Si hay un elemento que aparece más o menos claro para la transversalidad de las posturas relativas al problema educacional, refiere a la demanda generalizada por encontrar una vía, no de escape, sino de solución de las razones que han sido reales detonantes del conflicto por la educación (llámese lucro a ultranza, calidad educativa, segregación social, desigualdad, etc.).
La sociedad civil en sus diferentes niveles clama por una respuesta que no pasa por cambios cosméticos a los cuales la Concertación parecía tenernos acostumbrados (y según la cual la Alianza ha sido su mayor aprendiz), sino por modificaciones de caracteres estructurales, que ataquen los fundamentos sobre los cuales se ha sustentado el “modelo” educativo chileno.
Diversas encuestas, la mayoría incluso de tendencia política oficialista, han corroborado que las demandas estudiantiles son representativas (en sus contenidos y formas) de una mayoría indiscutible.
No obstante tales datos, (valorados usualmente por la clase política casi al nivel del sufragio universal), las tratativas para poder componer la mesa de diálogo han sido tan numerables como infructuosas, según lo cual destaca el rechazo a la conformación de dicha mesa por parte del Gobierno la semana pasada.
Frente a este último evento, parte importante de la clase política, de las autoridades religiosas, de las autoridades universitarias y de la ciudadanía en general, se ha manifestado pidiendo buena voluntad de las partes para la definitiva estructuración de dicha instancia.
Sin embargo, ¿alguien se ha detenido a pensar realmente que supone (y qué consecuencias podría tener) el que la sociedad civil (incluyendo a sus autoridades) deposite en la sola buena voluntad al diálogo una salida que para la mayor parte de la población aparece especialmente clara (no más lucro, no más segregación social, no más desigualdad, etc.)?
El panorama no es tan difícil de visualizar. Nuestro sistema “democrático” bien parece acercarse a la monarquía descrita y adorada por Thomas Hobbes en el siglo XVII, a partir de lo cual el poder absoluto reside en un soberano que ostenta las facultades de hacer y deshacer con ancha voluntad, y al cual la población le debe rendir pleitesía.
En esa línea, como solución al conflicto educacional, nuestras distintas autoridades (y muchos ciudadanos mal acostumbrados al paternalismo de las élites) ruegan por el don de la buena voluntad a nuestros mandos gubernamentales, para avanzar hacia lo que la sociedad chilena considera necesario.
¿Es acaso admisible que una sociedad que se dice democrática (esto es, que respeta y hace prevalecer las voluntades de las mayorías, las que a su vez proveen de legitimidad al orden político) se ordene y gobierne a sí misma a partir de la sola buena disposición de sus gobernantes?
A mi juicio el problema en estas materias es de particular significancia, ya que institucionalmente pone una bomba de tiempo para el concepto que abriga el sistema democrático chileno.
Si el descontento y las demandas señaladas por la población en materia educativa carecen de eco para las prácticas de nuestros gobernantes (y por tanto éstos siguen poniendo cortapisas para la búsqueda de la solución que la ciudadanía desea), se pone en tela de juicio la función representativa de la democracia, posibilitando consecuencias para las cuales basta con echar a correr la imaginación.

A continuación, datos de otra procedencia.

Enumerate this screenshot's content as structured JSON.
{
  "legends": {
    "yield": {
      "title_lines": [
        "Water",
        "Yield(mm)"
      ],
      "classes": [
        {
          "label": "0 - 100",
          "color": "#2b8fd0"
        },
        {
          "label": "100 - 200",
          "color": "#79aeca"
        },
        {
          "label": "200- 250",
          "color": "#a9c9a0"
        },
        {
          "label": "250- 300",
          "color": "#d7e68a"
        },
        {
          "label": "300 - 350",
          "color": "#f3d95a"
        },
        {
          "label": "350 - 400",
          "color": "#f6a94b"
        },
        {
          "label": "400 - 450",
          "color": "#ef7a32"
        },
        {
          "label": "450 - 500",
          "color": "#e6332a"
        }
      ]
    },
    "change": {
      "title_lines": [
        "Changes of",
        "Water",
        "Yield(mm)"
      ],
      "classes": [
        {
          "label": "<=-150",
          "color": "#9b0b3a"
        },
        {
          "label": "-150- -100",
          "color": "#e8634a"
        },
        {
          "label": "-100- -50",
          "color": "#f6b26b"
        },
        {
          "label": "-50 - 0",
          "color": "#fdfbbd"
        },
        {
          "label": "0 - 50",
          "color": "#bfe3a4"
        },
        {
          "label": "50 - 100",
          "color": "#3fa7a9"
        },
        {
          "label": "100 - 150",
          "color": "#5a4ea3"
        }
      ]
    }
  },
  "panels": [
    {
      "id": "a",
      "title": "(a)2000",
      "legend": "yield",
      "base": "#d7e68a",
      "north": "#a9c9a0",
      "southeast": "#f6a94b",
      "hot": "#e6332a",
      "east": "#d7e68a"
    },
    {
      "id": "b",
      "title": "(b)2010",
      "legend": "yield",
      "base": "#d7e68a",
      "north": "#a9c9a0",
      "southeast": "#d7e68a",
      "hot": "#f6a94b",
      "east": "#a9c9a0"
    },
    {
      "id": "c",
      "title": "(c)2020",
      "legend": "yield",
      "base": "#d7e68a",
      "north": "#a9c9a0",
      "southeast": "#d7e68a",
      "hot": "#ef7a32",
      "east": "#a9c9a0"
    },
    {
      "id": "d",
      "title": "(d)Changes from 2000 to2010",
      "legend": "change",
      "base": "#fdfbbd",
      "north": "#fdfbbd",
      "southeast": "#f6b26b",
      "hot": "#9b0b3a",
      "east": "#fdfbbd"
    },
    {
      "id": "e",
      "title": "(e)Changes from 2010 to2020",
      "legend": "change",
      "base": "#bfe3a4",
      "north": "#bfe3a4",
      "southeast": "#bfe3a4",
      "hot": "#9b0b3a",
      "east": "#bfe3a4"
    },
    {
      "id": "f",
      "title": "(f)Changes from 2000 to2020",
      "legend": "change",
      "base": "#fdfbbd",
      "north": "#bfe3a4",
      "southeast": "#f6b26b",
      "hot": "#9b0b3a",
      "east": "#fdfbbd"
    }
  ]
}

Y esto no es menor.
La semántica del saber técnico (de que, por ejemplo, basta con el pensamiento economicista para gobernar un país) que les ha permitido tanto a la Alianza como a la Concertación jugar a la “democracia” vedando los vasos sanguíneos que le otorgan vida y legitimidad a la misma (esto es, la ciudadanía), parece al fin comenzar a situarse en su lugar.
En ese espíritu, nuestras autoridades debiesen comprender hoy más que nunca, que la democracia no se trata solo de votar de vez en cuando, sino además de perseguir siempre representar a la población.
Una real democracia siempre quiere más de sí misma.